Prévisions : reprise en fin d’année pour un atterrissage à -1% en valeur
En ce qui concerne les transactions immobilières, auxquelles le marché du GEM est étroitement lié, les taux d’intérêt baissent. Or, les données étudiées par le Gifam et GfK montrent que « historiquement, il a toujours fallu entre 8 et 13 mois entre le début de baisse des taux d’intérêt et le début de hausse de croissance des transactions immobilières ». On est possiblement arrivé à la fin de la période d’attente avant une nouvelle croissance du marché de l’immobilier.
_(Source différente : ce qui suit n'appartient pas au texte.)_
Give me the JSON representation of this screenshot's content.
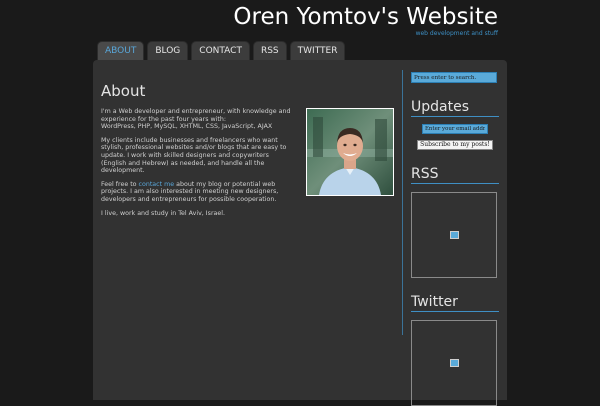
{
  "header": {
    "title": "Oren Yomtov's Website",
    "tagline": "web development and stuff"
  },
  "nav": {
    "tabs": [
      {
        "label": "ABOUT",
        "active": true
      },
      {
        "label": "BLOG",
        "active": false
      },
      {
        "label": "CONTACT",
        "active": false
      },
      {
        "label": "RSS",
        "active": false
      },
      {
        "label": "TWITTER",
        "active": false
      }
    ]
  },
  "main": {
    "heading": "About",
    "paragraphs": {
      "p1": "I'm a Web developer and entrepreneur, with knowledge and experience for the past four years with:",
      "p1_skills": "WordPress, PHP, MySQL, XHTML, CSS, JavaScript, AJAX",
      "p2": "My clients include businesses and freelancers who want stylish, professional websites and/or blogs that are easy to update. I work with skilled designers and copywriters (English and Hebrew) as needed, and handle all the development.",
      "p3_before": "Feel free to ",
      "p3_link": "contact me",
      "p3_after": " about my blog or potential web projects. I am also interested in meeting new designers, developers and entrepreneurs for possible cooperation.",
      "p4": "I live, work and study in Tel Aviv, Israel."
    },
    "photo_icon": "portrait-photo"
  },
  "sidebar": {
    "search_value": "Press enter to search.",
    "updates_heading": "Updates",
    "email_value": "Enter your email addre",
    "subscribe_label": "Subscribe to my posts!",
    "rss_heading": "RSS",
    "twitter_heading": "Twitter",
    "broken_image_icon": "broken-image-icon"
  },
  "colors": {
    "background": "#1a1a1a",
    "panel": "#323232",
    "accent": "#59a6d8",
    "input_bg": "#5aaad9"
  }
}
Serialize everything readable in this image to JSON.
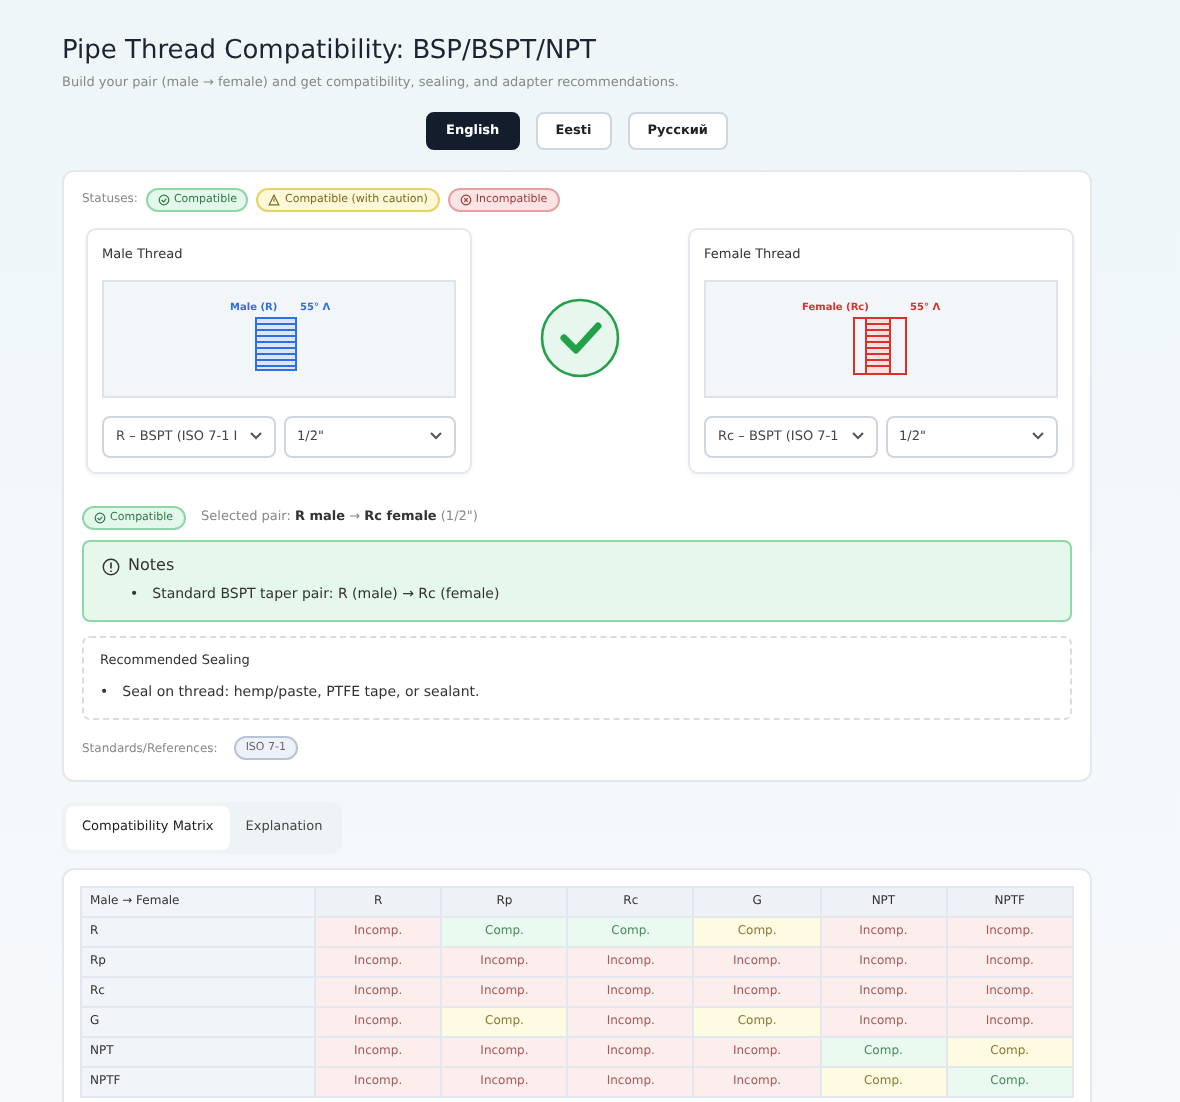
{
  "title": "Pipe Thread Compatibility: BSP/BSPT/NPT",
  "subtitle": "Build your pair (male → female) and get compatibility, sealing, and adapter recommendations.",
  "languages": [
    {
      "label": "English",
      "selected": true
    },
    {
      "label": "Eesti",
      "selected": false
    },
    {
      "label": "Русский",
      "selected": false
    }
  ],
  "statuses_label": "Statuses:",
  "statuses": [
    {
      "label": "Compatible",
      "kind": "ok"
    },
    {
      "label": "Compatible (with caution)",
      "kind": "caution"
    },
    {
      "label": "Incompatible",
      "kind": "bad"
    }
  ],
  "male": {
    "title": "Male Thread",
    "drawing_label": "Male (R)",
    "angle": "55° Λ",
    "type": "R – BSPT (ISO 7-1 I",
    "size": "1/2\""
  },
  "result": {
    "kind": "ok"
  },
  "female": {
    "title": "Female Thread",
    "drawing_label": "Female (Rc)",
    "angle": "55° Λ",
    "type": "Rc – BSPT (ISO 7-1",
    "size": "1/2\""
  },
  "pair": {
    "badge": "Compatible",
    "kind": "ok",
    "text": "Selected pair: **R male** → **Rc female** (1/2\")"
  },
  "notes": {
    "title": "Notes",
    "bullet": "•",
    "items": [
      "Standard BSPT taper pair: R (male) → Rc (female)"
    ]
  },
  "sealing": {
    "title": "Recommended Sealing",
    "bullet": "•",
    "items": [
      "Seal on thread: hemp/paste, PTFE tape, or sealant."
    ]
  },
  "standards": {
    "label": "Standards/References:",
    "items": [
      "ISO 7-1"
    ]
  },
  "tabs": [
    {
      "label": "Compatibility Matrix",
      "selected": true
    },
    {
      "label": "Explanation",
      "selected": false
    }
  ],
  "matrix": {
    "corner": "Male → Female",
    "columns": [
      "R",
      "Rp",
      "Rc",
      "G",
      "NPT",
      "NPTF"
    ],
    "rows": [
      {
        "label": "R",
        "cells": [
          {
            "text": "Incomp.",
            "kind": "bad"
          },
          {
            "text": "Comp.",
            "kind": "ok"
          },
          {
            "text": "Comp.",
            "kind": "ok"
          },
          {
            "text": "Comp.",
            "kind": "caution"
          },
          {
            "text": "Incomp.",
            "kind": "bad"
          },
          {
            "text": "Incomp.",
            "kind": "bad"
          }
        ]
      },
      {
        "label": "Rp",
        "cells": [
          {
            "text": "Incomp.",
            "kind": "bad"
          },
          {
            "text": "Incomp.",
            "kind": "bad"
          },
          {
            "text": "Incomp.",
            "kind": "bad"
          },
          {
            "text": "Incomp.",
            "kind": "bad"
          },
          {
            "text": "Incomp.",
            "kind": "bad"
          },
          {
            "text": "Incomp.",
            "kind": "bad"
          }
        ]
      },
      {
        "label": "Rc",
        "cells": [
          {
            "text": "Incomp.",
            "kind": "bad"
          },
          {
            "text": "Incomp.",
            "kind": "bad"
          },
          {
            "text": "Incomp.",
            "kind": "bad"
          },
          {
            "text": "Incomp.",
            "kind": "bad"
          },
          {
            "text": "Incomp.",
            "kind": "bad"
          },
          {
            "text": "Incomp.",
            "kind": "bad"
          }
        ]
      },
      {
        "label": "G",
        "cells": [
          {
            "text": "Incomp.",
            "kind": "bad"
          },
          {
            "text": "Comp.",
            "kind": "caution"
          },
          {
            "text": "Incomp.",
            "kind": "bad"
          },
          {
            "text": "Comp.",
            "kind": "caution"
          },
          {
            "text": "Incomp.",
            "kind": "bad"
          },
          {
            "text": "Incomp.",
            "kind": "bad"
          }
        ]
      },
      {
        "label": "NPT",
        "cells": [
          {
            "text": "Incomp.",
            "kind": "bad"
          },
          {
            "text": "Incomp.",
            "kind": "bad"
          },
          {
            "text": "Incomp.",
            "kind": "bad"
          },
          {
            "text": "Incomp.",
            "kind": "bad"
          },
          {
            "text": "Comp.",
            "kind": "ok"
          },
          {
            "text": "Comp.",
            "kind": "caution"
          }
        ]
      },
      {
        "label": "NPTF",
        "cells": [
          {
            "text": "Incomp.",
            "kind": "bad"
          },
          {
            "text": "Incomp.",
            "kind": "bad"
          },
          {
            "text": "Incomp.",
            "kind": "bad"
          },
          {
            "text": "Incomp.",
            "kind": "bad"
          },
          {
            "text": "Comp.",
            "kind": "caution"
          },
          {
            "text": "Comp.",
            "kind": "ok"
          }
        ]
      }
    ]
  }
}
Auquel cas, le marché de l’électroménager redémarrera avec un petit décalage, possiblement au second semestre. Les perspectives sont donc meilleures qu’en 2024. Le Gifam et NielsenIQ GfK espèrent une légère reprise de l’encastrable et un léger recul en valeur de la pose libre pour un marché global du GEM qui pourrait terminer l’année 2025 à -1%.